9. It may be observed that cluses-7.4 and 7.5 are independent clauses of the Lease Deed, that provide remedy to respondent No.2 to seek redress through Court of Law for payment of rent or through any other remedy available under the law in case the petitioner fails to pay arrears of the rent upon service of requisite notice, and/or the petitioner omits to perform or observe any covenant or condition on his part and continues for ninety (90) days after notice in writing thereof, the respondent No. 2 is entitled to seek redress through Court of Law for the performance of observance of such covenant or condition by the petitioner.
10. It may also be observed that expression “arbitration agreement” within the contemplation of section 2 (a), Arbitration Act, 1940 means a written agreement to submit present or future differences to arbitration.
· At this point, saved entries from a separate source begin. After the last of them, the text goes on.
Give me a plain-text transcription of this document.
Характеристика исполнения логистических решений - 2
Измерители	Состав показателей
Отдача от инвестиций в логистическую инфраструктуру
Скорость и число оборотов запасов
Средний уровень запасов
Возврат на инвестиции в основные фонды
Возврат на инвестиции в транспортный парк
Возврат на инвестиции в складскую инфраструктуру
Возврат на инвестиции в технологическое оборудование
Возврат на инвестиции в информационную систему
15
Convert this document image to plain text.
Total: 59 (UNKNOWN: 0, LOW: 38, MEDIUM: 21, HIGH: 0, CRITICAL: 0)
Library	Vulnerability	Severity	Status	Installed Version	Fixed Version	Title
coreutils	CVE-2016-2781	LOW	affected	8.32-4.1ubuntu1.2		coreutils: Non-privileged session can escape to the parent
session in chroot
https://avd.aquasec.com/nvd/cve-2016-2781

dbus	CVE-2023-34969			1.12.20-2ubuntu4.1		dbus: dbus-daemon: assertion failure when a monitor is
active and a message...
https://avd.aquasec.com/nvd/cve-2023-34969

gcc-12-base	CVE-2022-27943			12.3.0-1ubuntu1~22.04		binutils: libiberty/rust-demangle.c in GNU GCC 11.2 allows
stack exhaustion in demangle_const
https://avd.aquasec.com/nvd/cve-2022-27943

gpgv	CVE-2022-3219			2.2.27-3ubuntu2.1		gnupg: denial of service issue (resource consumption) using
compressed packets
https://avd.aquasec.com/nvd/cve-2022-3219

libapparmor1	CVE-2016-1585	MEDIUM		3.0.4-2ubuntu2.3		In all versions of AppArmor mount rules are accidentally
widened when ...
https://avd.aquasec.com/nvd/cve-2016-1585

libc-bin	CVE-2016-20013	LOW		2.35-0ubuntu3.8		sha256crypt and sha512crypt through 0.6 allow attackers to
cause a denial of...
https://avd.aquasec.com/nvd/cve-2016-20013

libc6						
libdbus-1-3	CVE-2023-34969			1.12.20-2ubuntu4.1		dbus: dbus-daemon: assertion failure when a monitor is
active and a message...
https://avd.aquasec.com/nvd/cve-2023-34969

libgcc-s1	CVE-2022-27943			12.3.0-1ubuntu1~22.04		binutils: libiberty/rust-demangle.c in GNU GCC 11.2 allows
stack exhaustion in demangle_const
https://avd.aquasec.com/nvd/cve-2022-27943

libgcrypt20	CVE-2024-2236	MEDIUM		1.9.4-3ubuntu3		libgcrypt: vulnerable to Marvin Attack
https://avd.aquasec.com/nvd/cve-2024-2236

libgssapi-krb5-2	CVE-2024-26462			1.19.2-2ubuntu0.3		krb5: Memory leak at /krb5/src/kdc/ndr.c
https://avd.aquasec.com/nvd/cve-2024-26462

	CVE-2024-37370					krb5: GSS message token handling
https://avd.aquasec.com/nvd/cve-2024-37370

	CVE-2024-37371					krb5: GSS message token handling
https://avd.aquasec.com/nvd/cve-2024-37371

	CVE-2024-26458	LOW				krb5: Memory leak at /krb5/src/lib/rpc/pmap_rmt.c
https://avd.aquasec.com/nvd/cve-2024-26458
The dispute between the parties must be one which is covered by the arbitration agreement. In the instant case, the nature of disputes which are to be referred to arbitration have been specified under clause-11 of the Lease Deed in general terms that in the event of arising any question, difference or objection or any other dispute in any way connected with Lease Deed or the rights, duties or liabilities of either party, every such matter shall be referred to arbitration to the petitioner’s Company’s General Manager Retail, etc. However, in view of clauses-7.4 and 7.5 of the Lease Deed, the dispute of arrears of rent between the parties appears to be a matter excluded from disputes referable to Arbitrator.
11. Section 13 of the Ordinance, 1979 provides that “no tenant shall be evicted from the premises in his possession except in accordance with the provisions of this Ordinance.” Sections 14 and 15 of the Ordinance postulate the grounds for the eviction of the tenant. There is, thus, no manner of doubt that a tenant cannot be ejected except in accordance with provision of section 13 (ibid) and since said provision does not permit a Rent Controller to order or disallow ejectment of a tenant in terms of an award given in pursuance of an arbitration agreement, clause 11 of the Lease Deed relied upon by the petitioner is of no consequence. It may be observed that a Rent Controller exercising jurisdiction under the Ordinance, 1979 is a Persona designata and not a Court as such. As a matter of fact, the Controller has to make such enquiry as deemed necessary by him for his satisfaction that if the ground or grounds on which eviction of the tenant is sought does/do exist. Thus within such limited scope of enquiry reference to arbitration is obviously not contemplated. Moreover, the Controller being not the civil Court has no jurisdiction to receive an award from the arbitrator and to make the same as rule of the Court. It, therefore, follows that the provisions of the Ordinance, 1979 as a whole are clearly intended to exclude the reference of disputes between the landlord and tenant for their settlement to arbitration. Reliance in this regard may be placed in the case of Masood Hussain Anwar v. Sheikh Muhammad Amin (1982 CLC 1777).
12. For the foregoing facts, discussion and reasons, I find no illegality or infirmity in the impugned Order, requiring any interference of this Court under its Constitutional jurisdiction; hence, instant petition is dismissed, with no order as to costs.
Above are the reasons of my short order, dated 11.04.2022, whereby instant petition was dismissed.